Students enjoyed the experiential component of working with peers from other universities and disciplines and benefited from the opportunity to discuss social entrepreneurship, a subject matter that is not often taught.

During the first offering of the new course, students came up with innovative ideas dealing with complex world problems:
  • A body lotion that hydrates the skin and repels mosquitoes for up to eight hours, providing protection against malaria, especially during the day. This product is intended to protect the health of Ivory Coast inhabitants and provide them, especially women, the opportunity to become economically productive.
  • A bike dynamo generator that charges a portable battery pack, which can then be used to charge appliances, primarily cell phones.
  • A lighting solution for women who live in poor and rural areas of Ethiopia. The product is a solar-powered LED light in the shape of a pendant that can be attached to a necklace.

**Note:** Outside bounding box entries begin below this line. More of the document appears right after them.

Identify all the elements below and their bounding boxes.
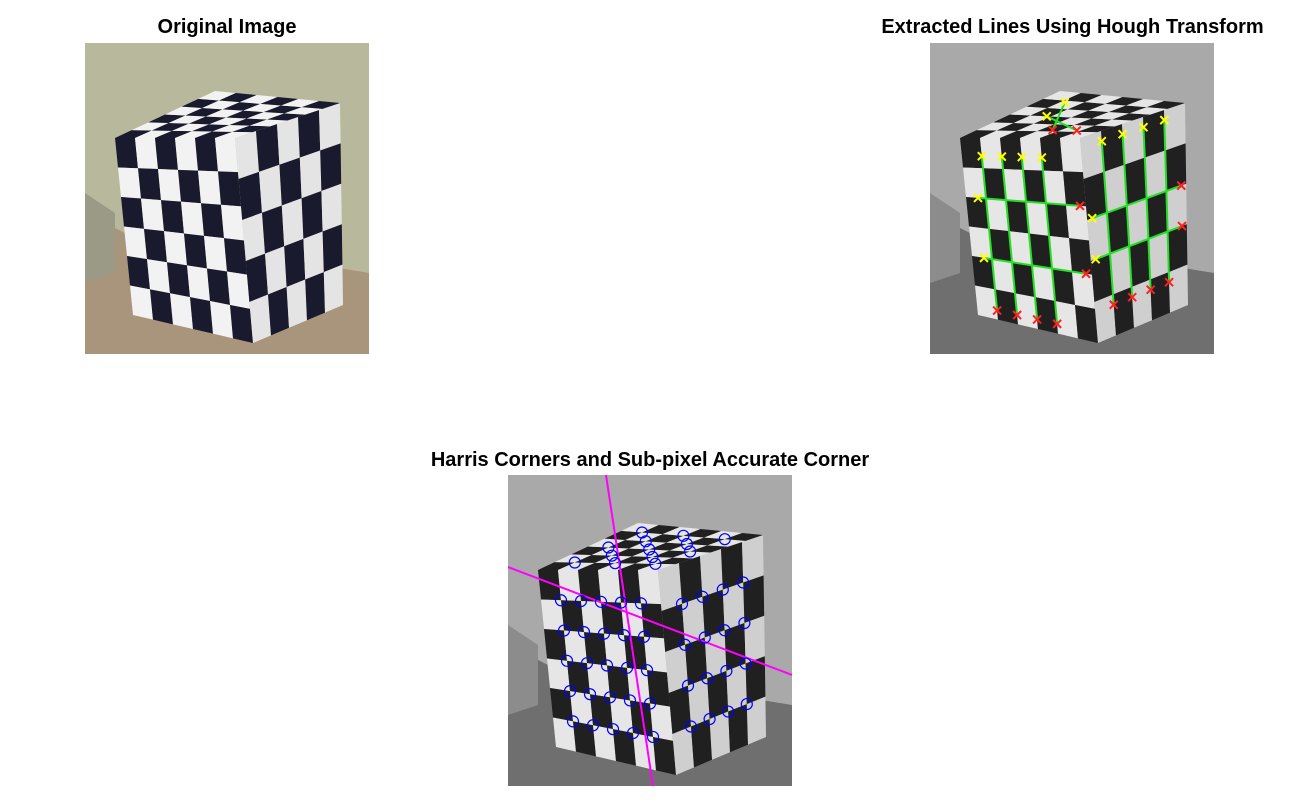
harris-corner bbox=[716, 583, 729, 596]
harris-corner bbox=[640, 664, 654, 677]
harris-corner bbox=[677, 529, 690, 542]
harris-corner bbox=[634, 597, 648, 610]
harris-corner bbox=[738, 616, 751, 630]
harris-corner bbox=[594, 595, 608, 608]
harris-corner bbox=[600, 659, 614, 672]
hough-line bbox=[1100, 141, 1115, 305]
harris-corner bbox=[560, 654, 574, 667]
harris-corner bbox=[698, 631, 711, 644]
harris-corner bbox=[703, 712, 716, 726]
hough-segment-starts bbox=[973, 97, 1170, 264]
hough-segment-ends bbox=[992, 125, 1187, 329]
harris-corner bbox=[563, 685, 577, 698]
harris-corner bbox=[720, 664, 733, 678]
hough-line bbox=[1051, 101, 1066, 131]
harris-corner bbox=[626, 726, 640, 740]
background-shadow bbox=[508, 625, 538, 715]
original-image-title: Original Image bbox=[157, 16, 297, 38]
sub-pixel-guide-lines bbox=[508, 475, 792, 786]
harris-corner bbox=[637, 630, 651, 643]
harris-corners-title: Harris Corners and Sub-pixel Accurate Co… bbox=[430, 449, 870, 471]
harris-corner bbox=[605, 549, 618, 562]
harris-corner bbox=[566, 715, 580, 728]
harris-corner bbox=[623, 694, 637, 707]
harris-corner bbox=[617, 629, 631, 642]
hough-line bbox=[980, 156, 999, 311]
harris-corner bbox=[681, 679, 695, 692]
harris-corner bbox=[574, 594, 588, 608]
harris-corner bbox=[586, 719, 600, 732]
harris-corner bbox=[620, 661, 634, 674]
hough-line bbox=[1020, 157, 1039, 320]
background-shadow bbox=[85, 193, 115, 283]
harris-corner bbox=[722, 705, 735, 718]
harris-corner-markers bbox=[554, 526, 753, 744]
harris-corner bbox=[718, 533, 731, 546]
harris-corner bbox=[684, 720, 698, 733]
background-shadow bbox=[930, 193, 960, 283]
original-image bbox=[85, 43, 369, 354]
harris-corner bbox=[608, 557, 622, 570]
harris-corners-image bbox=[508, 475, 792, 786]
harris-corner bbox=[678, 638, 692, 651]
hough-line bbox=[1121, 134, 1134, 298]
harris-corner bbox=[646, 550, 659, 564]
cube-side-face bbox=[1080, 103, 1188, 343]
harris-corner bbox=[739, 657, 752, 670]
guide-line bbox=[508, 566, 792, 676]
hough-line-segments bbox=[977, 101, 1183, 324]
harris-corner bbox=[557, 624, 571, 637]
hough-line bbox=[1095, 225, 1183, 261]
harris-corner bbox=[643, 697, 657, 710]
harris-corner bbox=[597, 627, 611, 640]
harris-corner bbox=[683, 545, 697, 558]
hough-lines-image bbox=[930, 43, 1214, 354]
harris-corner bbox=[643, 543, 656, 556]
harris-corner bbox=[740, 697, 753, 711]
harris-corner bbox=[701, 672, 714, 685]
cube-front-face bbox=[115, 138, 253, 343]
harris-corner bbox=[568, 556, 581, 569]
harris-corner bbox=[675, 597, 689, 610]
hough-line bbox=[1091, 184, 1182, 220]
harris-corner bbox=[606, 723, 620, 736]
cube-side-face bbox=[235, 103, 343, 343]
hough-line bbox=[1000, 156, 1019, 316]
hough-line bbox=[1142, 127, 1152, 290]
harris-corner bbox=[646, 730, 660, 744]
harris-corner bbox=[580, 657, 594, 670]
cube-top-face bbox=[115, 91, 340, 138]
hough-line bbox=[1040, 157, 1059, 324]
harris-corner bbox=[602, 541, 615, 554]
harris-corner bbox=[696, 590, 709, 603]
hough-line bbox=[977, 196, 1081, 207]
harris-corner bbox=[737, 576, 750, 589]
hough-line bbox=[1163, 120, 1171, 283]
cube-front-face bbox=[960, 138, 1098, 343]
hough-line bbox=[983, 256, 1087, 275]
harris-corner bbox=[577, 626, 591, 639]
harris-corner bbox=[680, 537, 693, 551]
harris-corner bbox=[614, 596, 628, 609]
harris-corner bbox=[583, 688, 597, 701]
harris-corner bbox=[554, 594, 568, 607]
harris-corner bbox=[639, 535, 652, 548]
cube-top-face bbox=[538, 523, 763, 570]
hough-lines-title: Extracted Lines Using Hough Transform bbox=[881, 16, 1264, 38]
guide-line bbox=[605, 475, 654, 786]
harris-corner bbox=[649, 557, 662, 570]
harris-corner bbox=[603, 691, 617, 704]
cube-side-face bbox=[658, 535, 766, 775]
harris-corner bbox=[718, 624, 731, 637]
hough-line bbox=[1046, 115, 1078, 132]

This necklace flashlight, which charges fully after a few hours of exposure to sunlight during the day, provides reliable and effective lighting for up to eight hours.
  • A Water-belt system that changes how water is carried in southern Madagascar, placing detachable water jugs on a belt that is easily carried around the waist.
  • A cargo bike (C-Bike) that allows inexpensive group travel, reducing the stress placed on women and children carrying a heavy load over long distances.